Intra-arterial infusion of nitric oxide (NO) - First animal trial Academic Article uri icon


  • Objective Nitric oxide (NO) is an important signaling molecule that acts in many tissues to regulate a diverse range of physiological processes. NO has been implicated in a number of cardiovascular diseases. Reduced basal NO synthesis or function may lead to: vasoconstriction, elevated blood pressure and thrombus formation. By contrast, overproduction of NO results in vasodilatation, hypotension, vascular leakage, and disruption of cell metabolism. The purpose of this study was to determine the effects of NO gas directly infused into the arteries. Methods The study was performed on 28 rabbits and 10 pigs. We developed a device that enables quantitatively controlled infusion of NO gas, directly into the arteries. Results We found that administration of NO gas via arteries caused widening of the blood vessels as well as increasing blood flow in the extremity.
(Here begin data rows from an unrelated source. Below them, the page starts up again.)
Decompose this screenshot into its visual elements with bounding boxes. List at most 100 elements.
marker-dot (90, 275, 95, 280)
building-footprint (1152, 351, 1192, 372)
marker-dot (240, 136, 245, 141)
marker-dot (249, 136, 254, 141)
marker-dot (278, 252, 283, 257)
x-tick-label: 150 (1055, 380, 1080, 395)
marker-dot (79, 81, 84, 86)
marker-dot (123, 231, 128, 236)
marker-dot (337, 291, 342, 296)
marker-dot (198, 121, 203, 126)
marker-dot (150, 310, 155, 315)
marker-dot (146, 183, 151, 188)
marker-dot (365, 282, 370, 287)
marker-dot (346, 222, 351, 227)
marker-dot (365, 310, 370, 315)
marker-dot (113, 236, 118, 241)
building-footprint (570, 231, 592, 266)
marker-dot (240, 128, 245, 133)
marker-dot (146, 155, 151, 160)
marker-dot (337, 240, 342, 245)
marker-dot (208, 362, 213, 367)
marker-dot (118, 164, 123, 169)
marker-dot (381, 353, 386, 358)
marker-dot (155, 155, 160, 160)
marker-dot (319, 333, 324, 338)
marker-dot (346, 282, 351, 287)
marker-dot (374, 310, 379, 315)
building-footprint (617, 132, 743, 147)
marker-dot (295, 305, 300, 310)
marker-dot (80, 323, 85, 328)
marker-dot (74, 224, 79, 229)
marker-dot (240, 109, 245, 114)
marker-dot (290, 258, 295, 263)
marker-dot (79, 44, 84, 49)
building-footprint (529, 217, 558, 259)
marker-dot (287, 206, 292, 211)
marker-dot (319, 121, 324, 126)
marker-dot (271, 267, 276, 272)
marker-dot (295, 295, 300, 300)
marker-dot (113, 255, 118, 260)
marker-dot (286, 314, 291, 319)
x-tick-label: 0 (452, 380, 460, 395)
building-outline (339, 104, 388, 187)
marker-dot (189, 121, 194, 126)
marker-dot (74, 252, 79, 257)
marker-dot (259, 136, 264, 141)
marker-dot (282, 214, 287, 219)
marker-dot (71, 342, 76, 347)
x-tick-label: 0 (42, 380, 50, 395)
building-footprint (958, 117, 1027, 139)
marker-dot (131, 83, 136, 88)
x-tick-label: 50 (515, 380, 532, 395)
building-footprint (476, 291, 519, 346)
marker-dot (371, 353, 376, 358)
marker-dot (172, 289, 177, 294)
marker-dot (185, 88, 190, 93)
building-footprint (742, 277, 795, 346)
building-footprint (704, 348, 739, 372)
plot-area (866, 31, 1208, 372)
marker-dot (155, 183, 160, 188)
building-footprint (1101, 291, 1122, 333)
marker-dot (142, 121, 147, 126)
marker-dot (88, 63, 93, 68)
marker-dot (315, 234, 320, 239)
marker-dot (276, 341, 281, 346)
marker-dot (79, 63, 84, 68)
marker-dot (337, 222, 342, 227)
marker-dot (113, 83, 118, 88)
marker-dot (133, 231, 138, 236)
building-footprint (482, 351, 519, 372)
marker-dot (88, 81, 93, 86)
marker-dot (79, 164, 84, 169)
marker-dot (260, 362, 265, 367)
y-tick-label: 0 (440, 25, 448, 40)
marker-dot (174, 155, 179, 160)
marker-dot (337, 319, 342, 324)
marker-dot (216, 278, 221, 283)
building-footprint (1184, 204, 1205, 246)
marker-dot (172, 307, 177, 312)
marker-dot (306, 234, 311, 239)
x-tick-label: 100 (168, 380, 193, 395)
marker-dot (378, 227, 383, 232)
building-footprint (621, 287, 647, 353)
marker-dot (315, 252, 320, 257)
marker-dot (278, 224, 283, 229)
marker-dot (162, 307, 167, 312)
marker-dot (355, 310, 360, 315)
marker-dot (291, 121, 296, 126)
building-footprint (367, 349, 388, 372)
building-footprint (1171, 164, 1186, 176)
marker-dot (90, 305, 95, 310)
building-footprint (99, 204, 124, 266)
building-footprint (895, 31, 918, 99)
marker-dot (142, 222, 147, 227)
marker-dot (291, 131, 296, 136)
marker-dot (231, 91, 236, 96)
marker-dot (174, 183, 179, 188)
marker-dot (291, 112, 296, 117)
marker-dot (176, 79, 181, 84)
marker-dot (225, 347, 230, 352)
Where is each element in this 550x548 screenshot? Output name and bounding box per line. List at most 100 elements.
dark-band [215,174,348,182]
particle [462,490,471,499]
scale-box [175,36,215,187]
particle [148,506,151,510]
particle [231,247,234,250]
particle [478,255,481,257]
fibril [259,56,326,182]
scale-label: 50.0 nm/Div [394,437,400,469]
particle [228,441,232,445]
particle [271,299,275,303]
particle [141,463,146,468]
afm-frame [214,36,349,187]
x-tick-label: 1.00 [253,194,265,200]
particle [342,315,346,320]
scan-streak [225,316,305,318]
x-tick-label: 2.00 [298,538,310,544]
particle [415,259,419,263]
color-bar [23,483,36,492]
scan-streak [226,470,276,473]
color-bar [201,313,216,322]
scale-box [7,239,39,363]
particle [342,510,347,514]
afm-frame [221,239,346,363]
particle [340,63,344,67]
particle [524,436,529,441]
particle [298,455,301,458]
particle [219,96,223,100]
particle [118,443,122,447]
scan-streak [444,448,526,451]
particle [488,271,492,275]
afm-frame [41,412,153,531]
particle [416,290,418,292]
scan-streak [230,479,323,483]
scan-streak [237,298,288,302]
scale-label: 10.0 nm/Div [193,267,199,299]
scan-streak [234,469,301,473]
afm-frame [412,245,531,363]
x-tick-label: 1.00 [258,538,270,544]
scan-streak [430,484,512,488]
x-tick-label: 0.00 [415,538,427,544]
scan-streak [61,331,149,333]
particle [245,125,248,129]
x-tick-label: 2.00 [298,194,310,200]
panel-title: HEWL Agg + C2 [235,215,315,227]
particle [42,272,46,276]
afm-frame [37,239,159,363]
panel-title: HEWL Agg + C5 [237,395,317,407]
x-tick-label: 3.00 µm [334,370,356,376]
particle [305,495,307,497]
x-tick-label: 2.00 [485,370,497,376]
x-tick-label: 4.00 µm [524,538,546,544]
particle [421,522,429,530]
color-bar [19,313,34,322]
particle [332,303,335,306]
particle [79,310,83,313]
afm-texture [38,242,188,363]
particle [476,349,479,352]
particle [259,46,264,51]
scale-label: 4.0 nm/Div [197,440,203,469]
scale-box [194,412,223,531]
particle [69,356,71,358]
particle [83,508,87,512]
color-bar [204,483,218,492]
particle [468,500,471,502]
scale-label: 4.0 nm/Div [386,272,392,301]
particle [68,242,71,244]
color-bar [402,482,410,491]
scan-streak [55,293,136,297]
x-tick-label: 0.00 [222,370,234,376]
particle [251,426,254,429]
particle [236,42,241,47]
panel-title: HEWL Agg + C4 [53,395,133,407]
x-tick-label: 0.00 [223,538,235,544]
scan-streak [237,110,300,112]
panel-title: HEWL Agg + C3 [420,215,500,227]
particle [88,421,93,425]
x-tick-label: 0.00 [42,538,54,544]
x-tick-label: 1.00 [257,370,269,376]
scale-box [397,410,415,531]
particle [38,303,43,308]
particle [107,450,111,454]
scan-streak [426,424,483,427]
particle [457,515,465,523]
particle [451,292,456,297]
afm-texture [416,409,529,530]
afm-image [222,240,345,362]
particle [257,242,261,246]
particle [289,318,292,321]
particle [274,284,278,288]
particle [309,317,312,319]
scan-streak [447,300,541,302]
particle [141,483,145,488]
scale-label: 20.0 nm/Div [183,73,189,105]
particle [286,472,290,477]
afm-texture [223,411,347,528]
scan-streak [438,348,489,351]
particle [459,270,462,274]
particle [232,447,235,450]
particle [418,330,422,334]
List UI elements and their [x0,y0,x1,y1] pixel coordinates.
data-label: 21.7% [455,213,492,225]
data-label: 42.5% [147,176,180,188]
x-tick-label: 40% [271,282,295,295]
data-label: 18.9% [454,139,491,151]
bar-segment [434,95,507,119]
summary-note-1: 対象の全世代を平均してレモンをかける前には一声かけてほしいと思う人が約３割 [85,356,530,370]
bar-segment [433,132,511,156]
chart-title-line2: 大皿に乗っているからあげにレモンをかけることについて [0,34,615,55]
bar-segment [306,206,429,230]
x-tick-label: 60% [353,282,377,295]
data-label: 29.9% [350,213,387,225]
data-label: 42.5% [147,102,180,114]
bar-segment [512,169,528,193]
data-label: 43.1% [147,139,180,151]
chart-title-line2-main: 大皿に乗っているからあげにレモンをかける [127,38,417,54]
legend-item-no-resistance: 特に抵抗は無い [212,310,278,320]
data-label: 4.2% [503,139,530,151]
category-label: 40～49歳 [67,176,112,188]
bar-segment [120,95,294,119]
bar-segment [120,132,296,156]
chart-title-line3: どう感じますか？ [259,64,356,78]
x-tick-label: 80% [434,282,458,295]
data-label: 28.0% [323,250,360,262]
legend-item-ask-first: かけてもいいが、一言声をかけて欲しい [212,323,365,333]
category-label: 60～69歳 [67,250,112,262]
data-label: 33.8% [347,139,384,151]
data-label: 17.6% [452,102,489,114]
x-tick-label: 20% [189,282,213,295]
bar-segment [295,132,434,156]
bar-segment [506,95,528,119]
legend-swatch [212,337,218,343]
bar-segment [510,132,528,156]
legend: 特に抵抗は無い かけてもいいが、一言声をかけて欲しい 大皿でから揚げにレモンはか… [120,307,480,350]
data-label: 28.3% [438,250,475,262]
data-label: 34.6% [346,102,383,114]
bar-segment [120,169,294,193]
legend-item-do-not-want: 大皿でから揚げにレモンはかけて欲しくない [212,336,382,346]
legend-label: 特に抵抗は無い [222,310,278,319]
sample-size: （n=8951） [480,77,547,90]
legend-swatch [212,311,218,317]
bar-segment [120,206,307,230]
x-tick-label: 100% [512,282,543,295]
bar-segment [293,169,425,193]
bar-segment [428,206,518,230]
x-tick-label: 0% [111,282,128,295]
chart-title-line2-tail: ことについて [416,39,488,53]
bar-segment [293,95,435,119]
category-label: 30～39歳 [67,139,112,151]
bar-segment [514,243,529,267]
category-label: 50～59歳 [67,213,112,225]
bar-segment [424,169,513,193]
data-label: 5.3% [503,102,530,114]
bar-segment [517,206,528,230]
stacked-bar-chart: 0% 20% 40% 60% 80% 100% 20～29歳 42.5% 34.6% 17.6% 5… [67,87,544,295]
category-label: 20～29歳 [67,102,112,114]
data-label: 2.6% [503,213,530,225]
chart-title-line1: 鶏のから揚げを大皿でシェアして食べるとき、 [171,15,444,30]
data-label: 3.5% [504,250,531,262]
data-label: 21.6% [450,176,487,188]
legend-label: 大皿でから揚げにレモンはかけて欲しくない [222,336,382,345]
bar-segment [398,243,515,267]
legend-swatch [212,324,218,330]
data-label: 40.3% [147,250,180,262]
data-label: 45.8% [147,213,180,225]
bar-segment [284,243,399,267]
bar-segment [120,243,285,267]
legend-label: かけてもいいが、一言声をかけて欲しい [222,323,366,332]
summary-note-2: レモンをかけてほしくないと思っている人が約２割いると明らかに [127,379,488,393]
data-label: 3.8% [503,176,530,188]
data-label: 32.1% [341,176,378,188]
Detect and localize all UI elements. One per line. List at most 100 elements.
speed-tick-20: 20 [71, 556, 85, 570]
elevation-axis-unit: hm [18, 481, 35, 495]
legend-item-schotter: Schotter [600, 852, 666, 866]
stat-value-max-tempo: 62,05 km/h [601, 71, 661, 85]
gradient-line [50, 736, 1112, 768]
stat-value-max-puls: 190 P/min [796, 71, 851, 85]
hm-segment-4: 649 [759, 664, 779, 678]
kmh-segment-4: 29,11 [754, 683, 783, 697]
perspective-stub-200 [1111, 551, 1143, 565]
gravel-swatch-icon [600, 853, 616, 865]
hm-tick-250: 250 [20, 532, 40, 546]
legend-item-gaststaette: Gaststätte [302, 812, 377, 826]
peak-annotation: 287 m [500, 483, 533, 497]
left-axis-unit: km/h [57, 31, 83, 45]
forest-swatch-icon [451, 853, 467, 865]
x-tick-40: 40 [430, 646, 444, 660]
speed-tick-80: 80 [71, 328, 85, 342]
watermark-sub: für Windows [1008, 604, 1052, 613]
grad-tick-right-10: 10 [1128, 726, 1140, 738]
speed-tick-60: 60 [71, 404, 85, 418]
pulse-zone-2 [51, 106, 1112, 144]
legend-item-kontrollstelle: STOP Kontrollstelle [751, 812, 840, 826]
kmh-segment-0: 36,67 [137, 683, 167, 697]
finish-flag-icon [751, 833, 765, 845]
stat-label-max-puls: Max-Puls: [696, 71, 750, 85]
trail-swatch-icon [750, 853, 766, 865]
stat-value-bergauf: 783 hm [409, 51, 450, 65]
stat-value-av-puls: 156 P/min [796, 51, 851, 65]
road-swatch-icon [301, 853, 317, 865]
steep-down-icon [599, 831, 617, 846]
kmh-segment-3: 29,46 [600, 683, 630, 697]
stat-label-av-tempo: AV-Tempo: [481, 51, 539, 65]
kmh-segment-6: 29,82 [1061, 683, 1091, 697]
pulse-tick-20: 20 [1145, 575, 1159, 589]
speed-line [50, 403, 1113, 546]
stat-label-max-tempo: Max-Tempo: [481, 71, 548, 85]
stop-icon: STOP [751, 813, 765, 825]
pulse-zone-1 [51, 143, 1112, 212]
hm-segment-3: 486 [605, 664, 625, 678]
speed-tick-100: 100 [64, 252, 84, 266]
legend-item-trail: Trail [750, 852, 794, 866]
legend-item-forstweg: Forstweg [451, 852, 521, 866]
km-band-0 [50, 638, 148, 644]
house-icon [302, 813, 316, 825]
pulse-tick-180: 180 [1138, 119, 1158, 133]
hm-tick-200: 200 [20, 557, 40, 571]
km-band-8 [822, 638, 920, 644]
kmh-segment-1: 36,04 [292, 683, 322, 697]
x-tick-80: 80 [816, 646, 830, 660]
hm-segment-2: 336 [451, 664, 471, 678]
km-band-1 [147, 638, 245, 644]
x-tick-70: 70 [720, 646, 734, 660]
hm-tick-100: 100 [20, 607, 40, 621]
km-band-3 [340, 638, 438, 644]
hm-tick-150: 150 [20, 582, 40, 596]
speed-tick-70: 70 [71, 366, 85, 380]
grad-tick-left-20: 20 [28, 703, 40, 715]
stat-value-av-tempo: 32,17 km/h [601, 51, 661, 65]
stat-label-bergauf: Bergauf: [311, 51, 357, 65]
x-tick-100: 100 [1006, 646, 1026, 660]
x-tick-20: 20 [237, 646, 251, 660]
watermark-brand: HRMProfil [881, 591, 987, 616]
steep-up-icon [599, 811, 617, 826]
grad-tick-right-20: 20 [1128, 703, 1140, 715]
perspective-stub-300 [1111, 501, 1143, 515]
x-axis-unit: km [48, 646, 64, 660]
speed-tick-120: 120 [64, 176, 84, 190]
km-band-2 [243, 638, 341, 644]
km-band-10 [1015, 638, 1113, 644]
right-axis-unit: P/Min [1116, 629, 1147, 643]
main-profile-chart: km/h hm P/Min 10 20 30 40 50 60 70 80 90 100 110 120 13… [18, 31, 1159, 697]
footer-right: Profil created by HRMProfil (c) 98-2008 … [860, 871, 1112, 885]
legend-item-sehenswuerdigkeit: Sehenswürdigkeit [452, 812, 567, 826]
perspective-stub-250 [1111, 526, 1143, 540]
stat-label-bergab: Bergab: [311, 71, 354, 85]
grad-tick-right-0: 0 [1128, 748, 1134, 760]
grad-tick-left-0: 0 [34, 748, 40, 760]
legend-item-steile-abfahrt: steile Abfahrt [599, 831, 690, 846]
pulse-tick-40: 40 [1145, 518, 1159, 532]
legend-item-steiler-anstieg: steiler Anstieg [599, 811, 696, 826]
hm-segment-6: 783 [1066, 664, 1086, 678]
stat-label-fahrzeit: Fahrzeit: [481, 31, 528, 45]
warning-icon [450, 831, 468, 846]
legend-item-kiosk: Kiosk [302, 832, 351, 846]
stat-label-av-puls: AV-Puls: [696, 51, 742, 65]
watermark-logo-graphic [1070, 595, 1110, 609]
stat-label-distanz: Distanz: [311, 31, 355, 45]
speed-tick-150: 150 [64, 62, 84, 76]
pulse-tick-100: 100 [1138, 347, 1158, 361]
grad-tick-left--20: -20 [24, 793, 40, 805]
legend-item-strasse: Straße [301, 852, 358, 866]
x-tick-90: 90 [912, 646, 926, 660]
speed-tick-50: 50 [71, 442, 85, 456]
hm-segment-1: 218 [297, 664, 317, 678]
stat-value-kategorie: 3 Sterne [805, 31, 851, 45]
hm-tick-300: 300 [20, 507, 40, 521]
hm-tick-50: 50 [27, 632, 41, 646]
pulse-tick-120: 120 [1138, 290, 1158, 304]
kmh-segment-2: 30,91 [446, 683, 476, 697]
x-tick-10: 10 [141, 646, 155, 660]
It emerges that. These effects persist up to 2–3 h after the NO infusion ceased. Although the NO breaks down when diffused in blood, its influence commences rapidly and continues for a relatively long time. Conclusions Our findings indicate that, administration of NO into blood vessels causes a long lasting vasodilatation and enhanced blood flow. Despite the fact that NO is broken down rapidly.